We had everything on the bikes including all we needed for the winter in Nerja (east of Malaga) where we stay.
Our 3 Spanish End2End rides have been by different routes. The first was to the west near the Portuguese border roughly following the "Ruta del Plata" branch of the Santiago Compostella route. The second was down the east coast of Spain. This time we went roughly down the centre of Spain veering east. The weather was mostly cool & damp in the north and sunny (25C) south of Madrid.
From Santander to Madrid we used (in reverse) a route from "Cycle Touring in Spain" by Harry Dowdell as a guide. However we mostly planned our route as we went depending on areas of interest, weather, accomodation etc. We found blogs (eg CTC) quite useful if time consuming. We caught the ferry to Santander then went Laredo, Bilbao, Orduna, Miranda, Avila, Albacete, Ayna, Elche de la Sierra, Este, Calasparra, Mula, Alhama de Murcia, Aguilas (on the Med), then by buses to Nerja.
We cycled on minor roads (Michelin yellow & white). They were mostly smooth & empty but some were very poorly signed. We used Michelin 1:400K maps and had real difficulty with the way small roads often turn into motorways on the map with no obvious option for cycles (or mules). In practice there's usually a way around but not always & as maps can be dated you don't want to just go (usually up!) & risk it. My new Garmin "touring" GPS was of limited help probably because I hadn't learnt to use it properly.
Accomodation was often hard to find and largely dictated the route. We stayed mostly in 1 or 2 star hotels/hostales/pensiones. Most were great value (38€ for 2). However we had a few unfortunate experiences. For example we arrived late in Calasparra after a long ride. Its a largish busy town & we'd been assured it had plenty of places to stay. In fact there were only 2. The first was a (supposedly) free monastery some way (& some up) out of town. We decided not to risk it as it was late & the Tourist Office lady was a bit vague about it. However she clearly thought people like us required a charitable institution. The Spanish on the whole just dont see why anyone except a pauper would choose to haul their possessions on a bike rather than in a car with a shiny racing bike on the rack! The only other accomodation in town was a casa rurale for 125€ (reduced from 185€!). We were forced to take it as sadly we had no tent. We were too loaded with everything for the winter to carry camping kit and in any case there are relatively few campsites in much of Spain, many of those that do exist close for winter -and much of Spain is pretty bleak & unattractive for wild camping.
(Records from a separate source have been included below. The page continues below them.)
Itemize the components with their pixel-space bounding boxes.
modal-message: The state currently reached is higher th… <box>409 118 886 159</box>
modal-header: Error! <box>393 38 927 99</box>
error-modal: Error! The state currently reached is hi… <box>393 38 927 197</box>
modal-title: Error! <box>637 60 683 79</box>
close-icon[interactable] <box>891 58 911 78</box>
There were many stunning cycling areas en route. For example Ayna to Yeste to Calasparra and nearby in the Sierra Segura was fabulous riding with warm blue skies, dramatic scenery, wide empty roads and moderate gradients.
Overall the trip confirmed my view that Spain has wonderful cycling honeyspots separated by huge unattractive stretches. Generally I dont think its great for long distance cycle touring without a car. We did our 3 Spanish end to end trips partly as a way of getting to Nerja for the winter not because they were great long distance bike rides like the Channel to Med in France for example. On a loaded touring bike much of Spain can seem big empty daunting & pretty uninteresting. Overall taking the bike by car for day rides or cycle touring within honeyspots like the Pyrenees or Andalucia are probably more fun options!
When we reached the med at Aguilas the weather turned wet so we took 3 buses and 7hrs to get to Nerja. Ten years ago buses were usually a free & hassle-free option with bikes. Now they're usually neither...! Finally we had no encounters with Peter's Puncture Pixies' pins and we met just 3 non-Spanish people (2 English & 1 French) between leaving Bilbao and arriving at the med!